Goldberger sees a natural connection between a heartbeat and creativity patterns that artists and authors express. "Works of art are physiologic signals, to the extent that they are produced by the human brain," he says. "Musical compositions are the same, and so are works of art and literature."
With further development, these statistical methods could join the art authenticator's standard toolkit alongside physical techniques such as x-ray radiography and chemical analysis. Technology could help resolve all-too-human controversies in art and authorship.
The computer has confirmed one thing: Shakespeare might have been influenced by Marlowe, and Bruegel's heartfelt landscapes might have inspired many imitators, but ultimately, nothing could hide either master's signature style.
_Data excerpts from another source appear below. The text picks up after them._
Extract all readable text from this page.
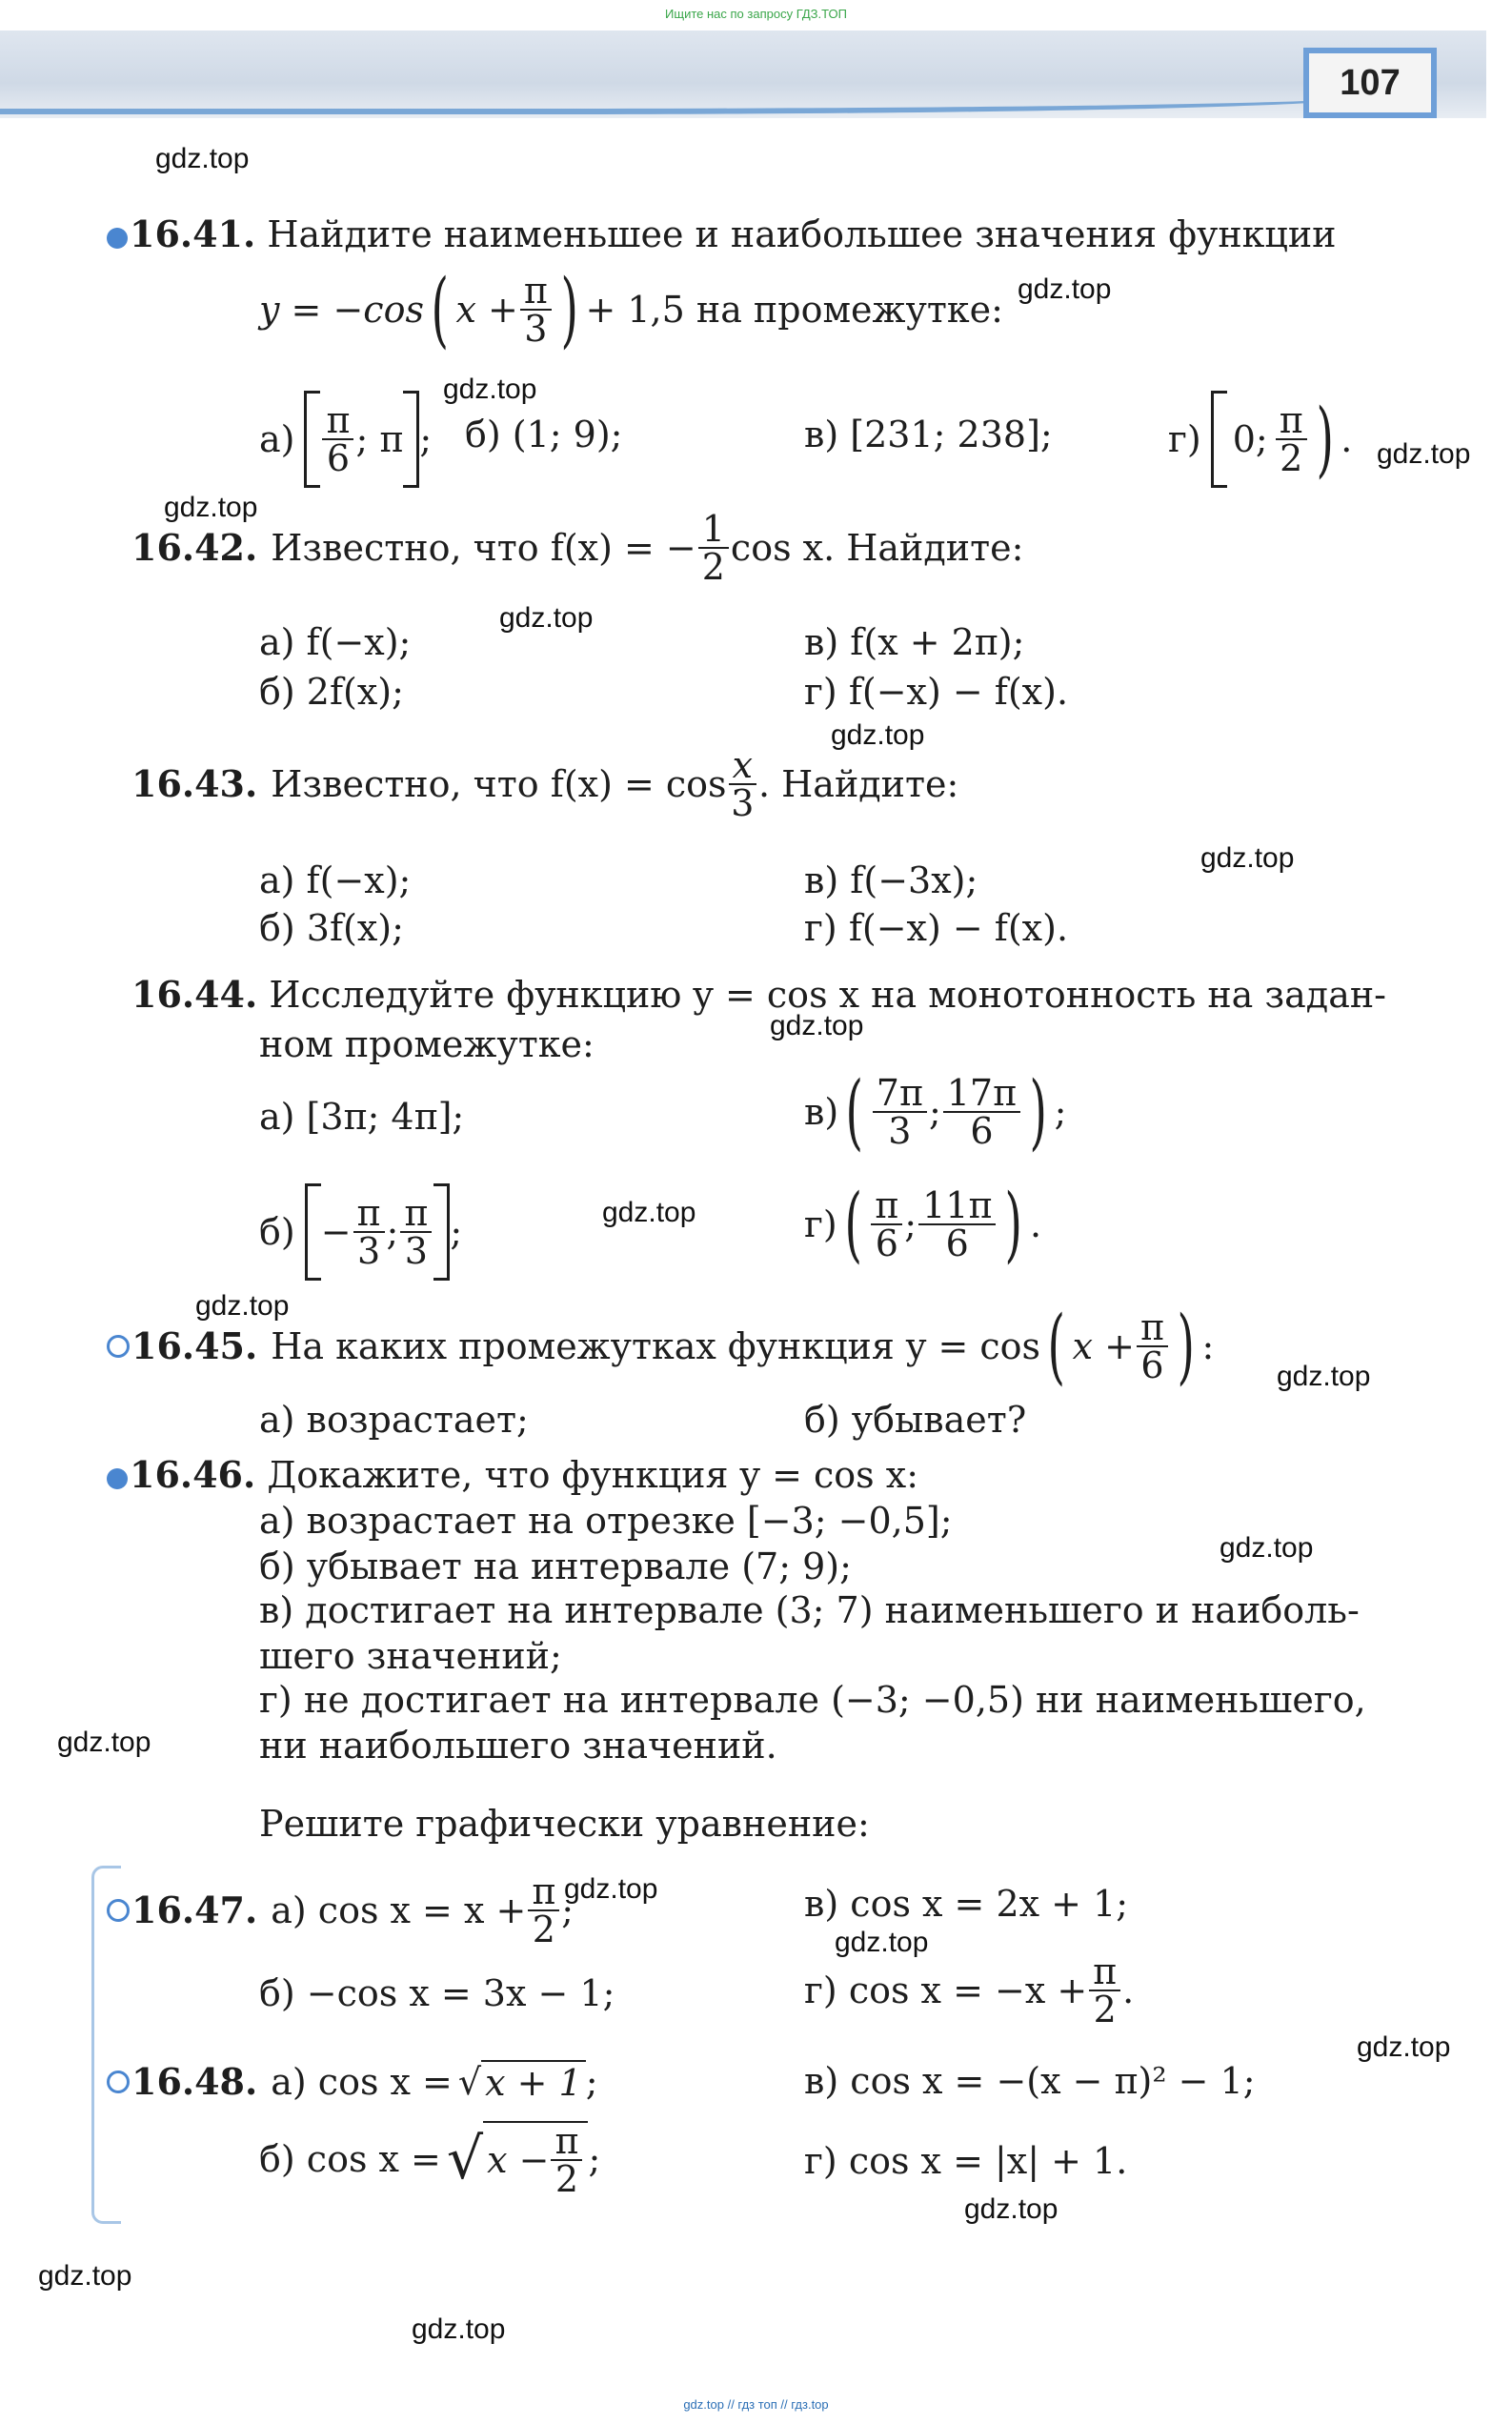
Ищите нас по запросу ГДЗ.ТОП
107
gdz.top
gdz.top
gdz.top
gdz.top
gdz.top
gdz.top
gdz.top
gdz.top
gdz.top
gdz.top
gdz.top
gdz.top
gdz.top
gdz.top
gdz.top
gdz.top
gdz.top
gdz.top
gdz.top
gdz.top
16.41. Найдите наименьшее и наибольшее значения функции
y = −cos ( $x + \frac{\pi}{3}$ ) + 1,5 на промежутке:
$а) \frac{\pi}{6}$ ; π ; б) (1; 9);	в) [231; 238];	г) 0; $\frac{\pi}{2}$ ) .
16.42. Известно, что f(x) = − $\frac{1}{2}$ cos x. Найдите:
а) f(−x);
б) 2f(x);
в) f(x + 2π);
г) f(−x) − f(x).
16.43. Известно, что $f(x) = \cos \frac{x}{3}$ . Найдите:
а) f(−x);
б) 3f(x);
в) f(−3x);
г) f(−x) − f(x).
16.44. Исследуйте функцию y = cos x на монотонность на задан-
ном промежутке:
а) [3π; 4π];
$б) - \frac{\pi}{3}$ ; $\frac{\pi}{3}$ ;
в) ( $\frac{7\pi}{3}$ ; $\frac{17\pi}{6}$ ) ;
г) ( $\frac{\pi}{6}$ ; $\frac{11\pi}{6}$ ) .
16.45. На каких промежутках функция y = cos ( $x + \frac{\pi}{6}$ ) :
а) возрастает;	б) убывает?
16.46. Докажите, что функция y = cos x:
а) возрастает на отрезке [−3; −0,5];
б) убывает на интервале (7; 9);
в) достигает на интервале (3; 7) наименьшего и наиболь-
шего значений;
г) не достигает на интервале (−3; −0,5) ни наименьшего,
ни наибольшего значений.
Решите графически уравнение:
16.47. а) $\cos x = x + \frac{\pi}{2}$ ;
б) −cos x = 3x − 1;
в) cos x = 2x + 1;
г) $\cos x = -x + \frac{\pi}{2}$ .
16.48. а) cos x = √ x + 1 ;
б) cos x = √ $x - \frac{\pi}{2}$ ;
в) cos x = −(x − π)² − 1;
г) cos x = |x| + 1.
gdz.top // гдз топ // гдз.top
Hany Farid wants to study more artwork in the future, but right now he's busy using his statistical technique to distinguish real photographs from computer-generated (CG) ones. He found a new purpose for his work in 2002, when the Supreme Court ruled that CG, or "virtual" child pornography was protected by the First Amendment. Since then, defendants have claimed that the digital pornographic images they're being prosecuted for are actually virtual, so prosecutors have had to prove that the images are real. The differences can be hard to see, and Farid says he thinks his technique might be the only one that can do so in a quantifiable, scientific way.
So far, he's provided expert testimony for two cases, and both times the children's images turned out to be real photographs. He's not surprised. "The fact is, people who are doing CG are not making child pornography," he says.
He endures long hours on the stand because courts have to decide whether his technology is admissible, and that's okay with him. DNA fingerprinting went through similar rigors before it became accepted evidence, so why shouldn't his image analysis? "It's a relatively new science, which I'll be the first to admit," he says. "But at some point, something like this has to get into the courts because right now it's very hard to prosecute child pornography."
In the meantime, he just received a grant to integrate his technology into FBI crime labs, so wavelet analysis could soon find even more avenues into the courtroom.